Design site Fonts in Use has photos of some of The Daily‘s sleekly designed pages, but notes that the “design trumps content.”
On the tech side of things, Wired Magazine isn’t too impressed. “If innovative user interfaces are your thing, The Daily will leave you cold,” Wired‘s Peter Kirwan says, pointing out that “what’s really interesting about The Daily” is the price: $US1/week, or $40 a year, for 100 pages of original editorial content every day.
The paper is designed to attract the “15 million Americans who will own an iPad by the end of 2011,” or so The Daily‘s official line goes.
Nearly 80-year-old Rupert Murdoch outlined the publication’s advantages during its launch: “No paper, no multi-million dollar presses, no trucks. And we’re passing on these savings to the reader, which is why we can offer The Daily for just 14 cents a day.”
Wired notes that Murdoch neglected to mention “the absence of parallel production lines for print, web and apps at The Daily.

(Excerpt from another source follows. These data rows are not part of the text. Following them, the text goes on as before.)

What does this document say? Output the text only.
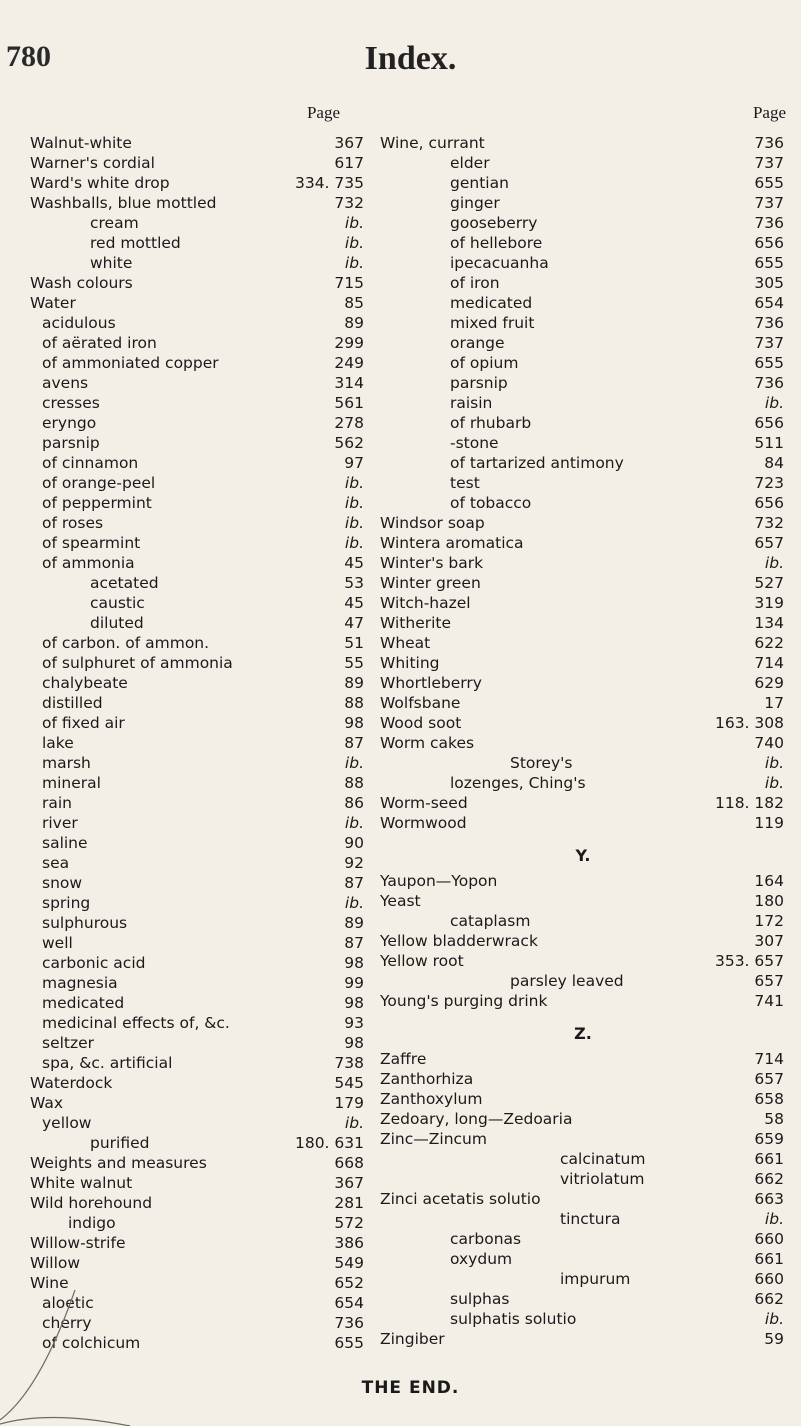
780	Index.
Page
Walnut-white	367
Warner's cordial	617
Ward's white drop	334. 735
Washballs, blue mottled	732
cream	ib.
red mottled	ib.
white	ib.
Wash colours	715
Water	85
acidulous	89
of aërated iron	299
of ammoniated copper	249
avens	314
cresses	561
eryngo	278
parsnip	562
of cinnamon	97
of orange-peel	ib.
of peppermint	ib.
of roses	ib.
of spearmint	ib.
of ammonia	45
acetated	53
caustic	45
diluted	47
of carbon. of ammon.	51
of sulphuret of ammonia	55
chalybeate	89
distilled	88
of fixed air	98
lake	87
marsh	ib.
mineral	88
rain	86
river	ib.
saline	90
sea	92
snow	87
spring	ib.
sulphurous	89
well	87
carbonic acid	98
magnesia	99
medicated	98
medicinal effects of, &c.	93
seltzer	98
spa, &c. artificial	738
Waterdock	545
Wax	179
yellow	ib.
purified	180. 631
Weights and measures	668
White walnut	367
Wild horehound	281
indigo	572
Willow-strife	386
Willow	549
Wine	652
aloetic	654
cherry	736
of colchicum	655
Page
Wine, currant	736
elder	737
gentian	655
ginger	737
gooseberry	736
of hellebore	656
ipecacuanha	655
of iron	305
medicated	654
mixed fruit	736
orange	737
of opium	655
parsnip	736
raisin	ib.
of rhubarb	656
-stone	511
of tartarized antimony	84
test	723
of tobacco	656
Windsor soap	732
Wintera aromatica	657
Winter's bark	ib.
Winter green	527
Witch-hazel	319
Witherite	134
Wheat	622
Whiting	714
Whortleberry	629
Wolfsbane	17
Wood soot	163. 308
Worm cakes	740
Storey's	ib.
lozenges, Ching's	ib.
Worm-seed	118. 182
Wormwood	119
Y.
Yaupon—Yopon	164
Yeast	180
cataplasm	172
Yellow bladderwrack	307
Yellow root	353. 657
parsley leaved	657
Young's purging drink	741
Z.
Zaffre	714
Zanthorhiza	657
Zanthoxylum	658
Zedoary, long—Zedoaria	58
Zinc—Zincum	659
calcinatum	661
vitriolatum	662
Zinci acetatis solutio	663
tinctura	ib.
carbonas	660
oxydum	661
impurum	660
sulphas	662
sulphatis solutio	ib.
Zingiber	59
THE END.
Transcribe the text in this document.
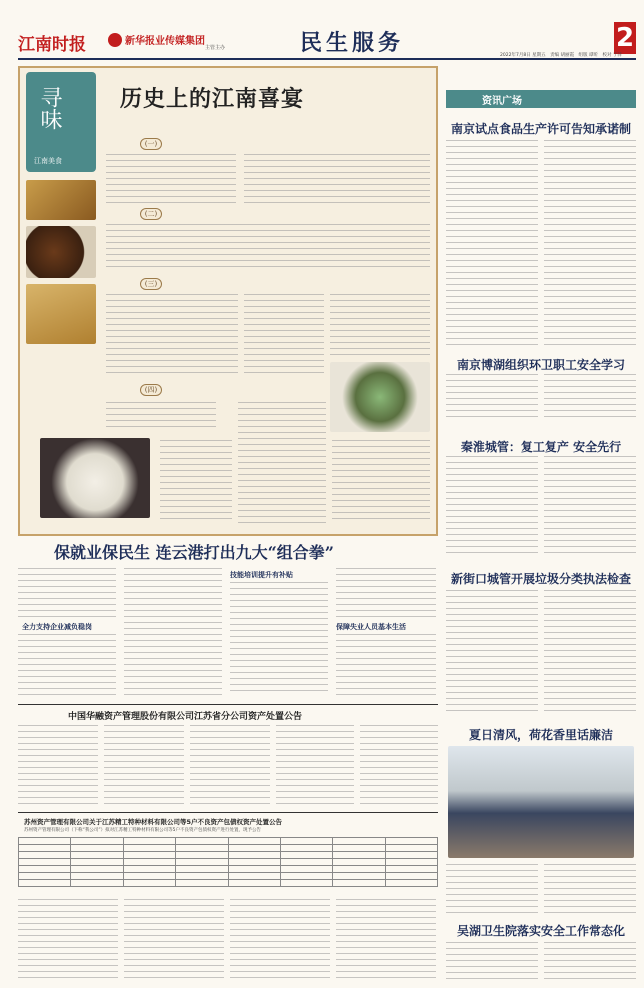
江南时报	新华报业传媒集团
主管主办	民生服务	2
2022年7月8日 星期五　责编 胡丽霞　组版 谭昕　校对 于萍
寻味
江南美食
历史上的江南喜宴
(一)
(二)
(三)
(四)
资讯广场
南京试点食品生产许可告知承诺制
南京博湖组织环卫职工安全学习
秦淮城管：复工复产 安全先行
新街口城管开展垃圾分类执法检查
夏日清风，荷花香里话廉洁
吴湖卫生院落实安全工作常态化
保就业保民生 连云港打出九大“组合拳”
全力支持企业减负稳岗
技能培训提升有补贴
保障失业人员基本生活
中国华融资产管理股份有限公司江苏省分公司资产处置公告
苏州资产管理有限公司关于江苏精工特种材料有限公司等5户不良资产包债权资产处置公告
苏州资产管理有限公司（下称“我公司”）拟对江苏精工特种材料有限公司等5户不良资产包债权资产进行处置，现予公告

At established news organizations, this diminishes the attention paid to digital output and results in costs that always seem to rise. At Wapping in 1986, Murdoch jettisoned a legacy that was holding the newspaper industry back. No doubt he views The Daily in similar terms.

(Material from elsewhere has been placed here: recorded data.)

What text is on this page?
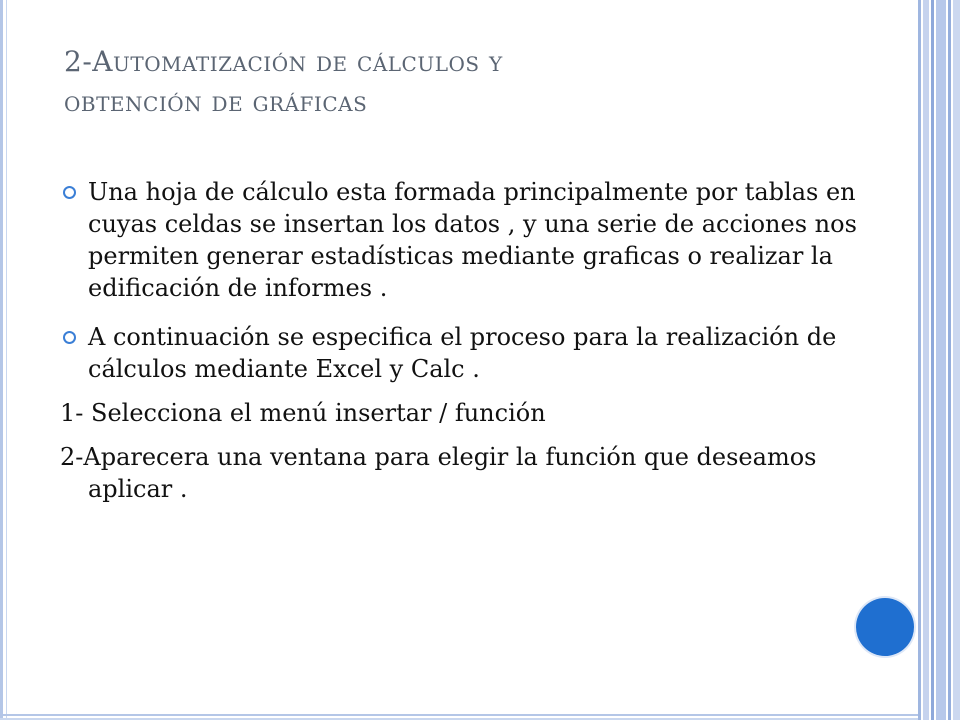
2-Automatización de cálculos y
obtención de gráficas

Una hoja de cálculo esta formada principalmente por tablas en cuyas celdas se insertan los datos , y una serie de acciones nos permiten generar estadísticas mediante graficas o realizar la edificación de informes .

A continuación se especifica el proceso para la realización de cálculos mediante Excel y Calc .

1- Selecciona el menú insertar / función

2-Aparecera una ventana para elegir la función que deseamos aplicar .
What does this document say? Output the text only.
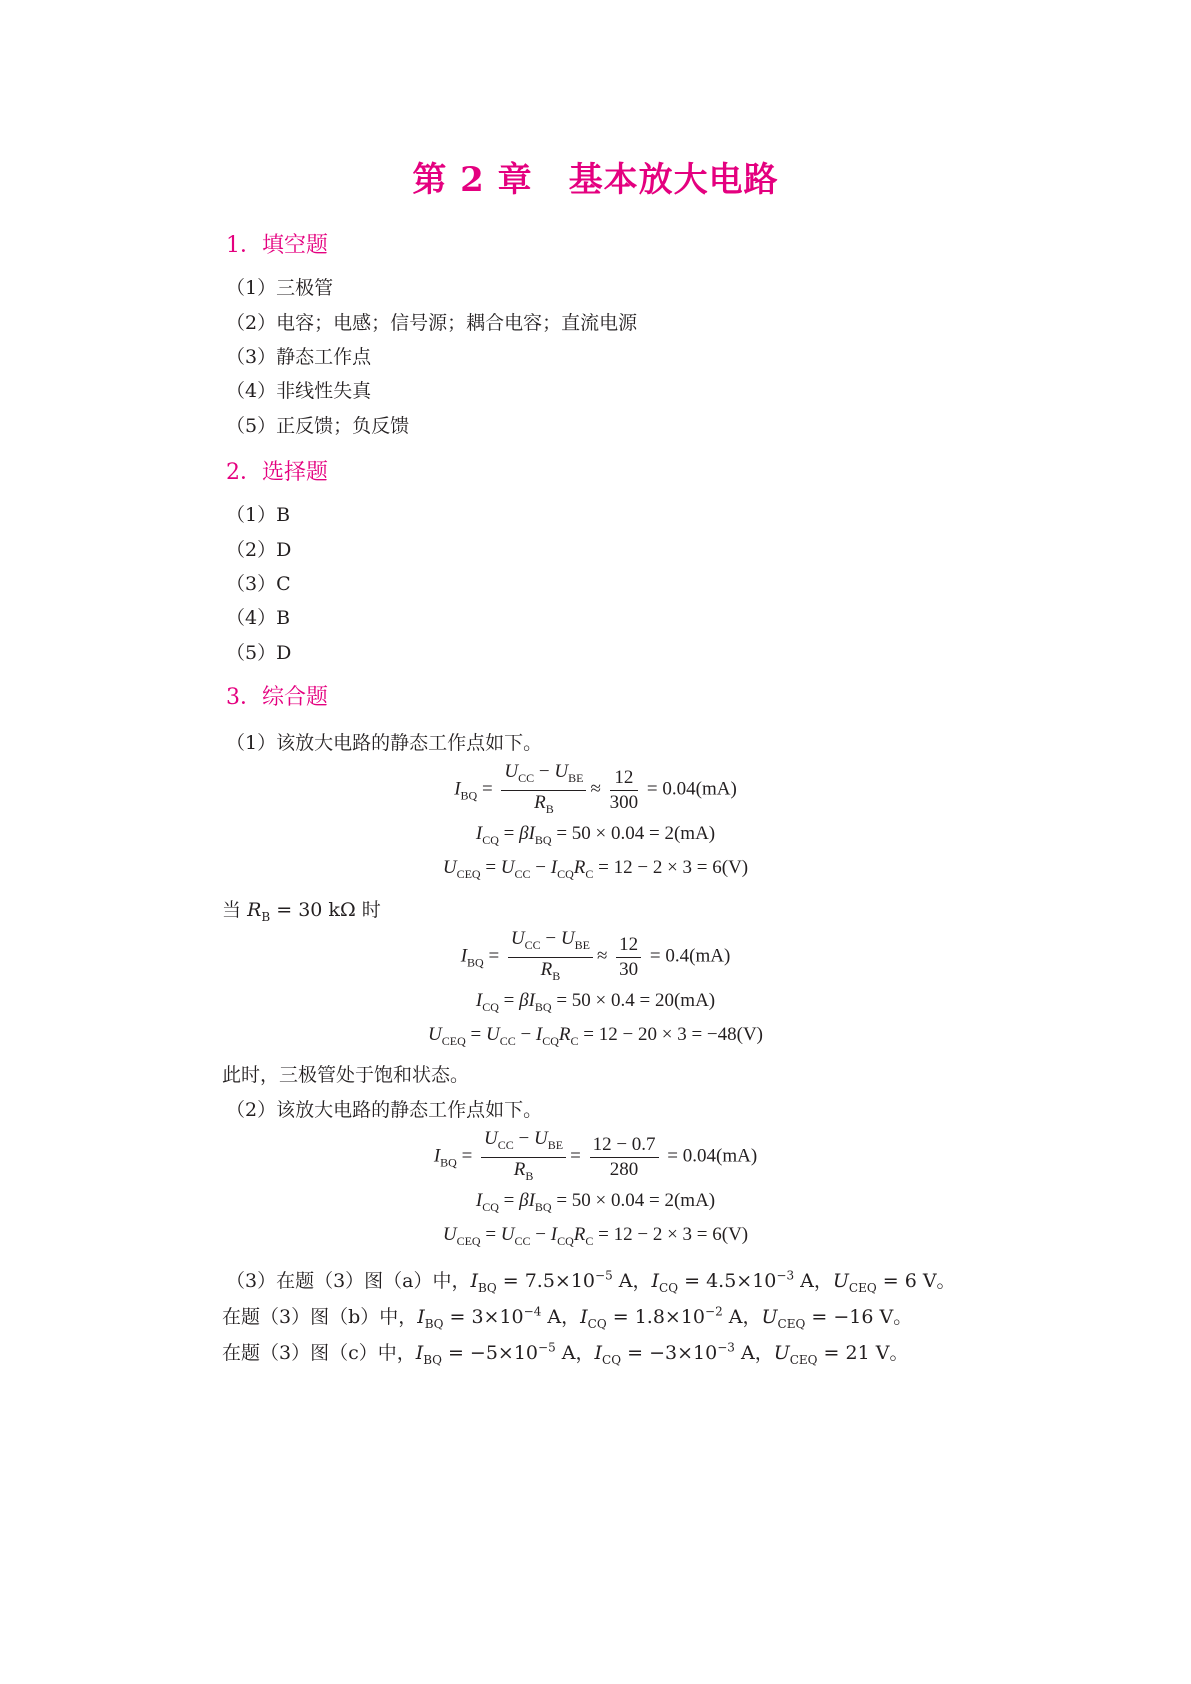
第 2 章 基本放大电路
1．填空题
（1）三极管
（2）电容；电感；信号源；耦合电容；直流电源
（3）静态工作点
（4）非线性失真
（5）正反馈；负反馈
2．选择题
（1）B
（2）D
（3）C
（4）B
（5）D
3．综合题
（1）该放大电路的静态工作点如下。
$I_{BQ} = \frac{U_{CC} - U_{BE}}{R_B} \approx \frac{12}{300} = 0.04(mA)$
$I_{CQ} = \beta I_{BQ} = 50 \times 0.04 = 2(mA)$
$U_{CEQ} = U_{CC} - I_{CQ}R_C = 12 - 2 \times 3 = 6(V)$
当 $R_B = 30$ kΩ 时
$I_{BQ} = \frac{U_{CC} - U_{BE}}{R_B} \approx \frac{12}{30} = 0.4(mA)$
$I_{CQ} = \beta I_{BQ} = 50 \times 0.4 = 20(mA)$
$U_{CEQ} = U_{CC} - I_{CQ}R_C = 12 - 20 \times 3 = -48(V)$
此时，三极管处于饱和状态。
（2）该放大电路的静态工作点如下。
$I_{BQ} = \frac{U_{CC} - U_{BE}}{R_B} = \frac{12 - 0.7}{280} = 0.04(mA)$
$I_{CQ} = \beta I_{BQ} = 50 \times 0.04 = 2(mA)$
$U_{CEQ} = U_{CC} - I_{CQ}R_C = 12 - 2 \times 3 = 6(V)$
（3）在题（3）图（a）中，$I_{BQ} = 7.5\times 10^{-5}$ A，$I_{CQ} = 4.5\times 10^{-3}$ A，$U_{CEQ} = 6$ V。
在题（3）图（b）中，$I_{BQ} = 3\times 10^{-4}$ A，$I_{CQ} = 1.8\times 10^{-2}$ A，$U_{CEQ} = -16$ V。
在题（3）图（c）中，$I_{BQ} = -5\times 10^{-5}$ A，$I_{CQ} = -3\times 10^{-3}$ A，$U_{CEQ} = 21$ V。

Wired reports that Murdoch expects the paper to cost $500,000 a week to run, or $26 million a year (aside from the initial $30-million investment). “The Daily will need at least 325,000 subscribers paying $40 a year to break even,” Wired notes. “Taking into account the 30 percent gatekeeper fee that News Corp will pay to Apple, that figure rises to 420,000 subscribers.”
On his blog Buzz Machine, media analyst Jeff Jarvis notes that he’s not sure how The Daily will stack up in the advertising world. “The [tablet advertisingmarket will be small for sometime,” he writes. “I’m told these days that major brand advertisers won’t pay attention to a site until it gets 3 million audience. Then again, the value of tablet advertising is supposed to be high and advertisers like the experience. I also wonder whether the ads will also go through Apple and it will again take a share of a quarter to a third. There are so many variables in advertising–unique users per day; time spend and pages and ads views; avails per page; measurement of ROI (is there click-through?)–that it’s nigh until impossible for me to guess at the revenue.”
MacWorld‘s Mathis writes:
“As a piece of technology, then, The Daily is promising. As a journalistic endeavour, though, it’s confusing. Who is the intended audience? News junkies? Unlikely. New Yorkers? There’s a Big Apple feel to the content, but the coverage is everywhere and nowhere all at once. Commuters? Why would they shell out a dollar a week for this when they can pick up a similar product, for free, off the rack in a subway kiosk?
“This is kind of shocking, given the stable of smart and talented journalists recruited to launch The Daily. As it stands, though, there’s only one clear reason that this iPad newspaper exists, and that’s to put money in Rupert Murdoch’s pocket. There are probably worse goals imaginable, but it’s hardly compelling for news consumers.”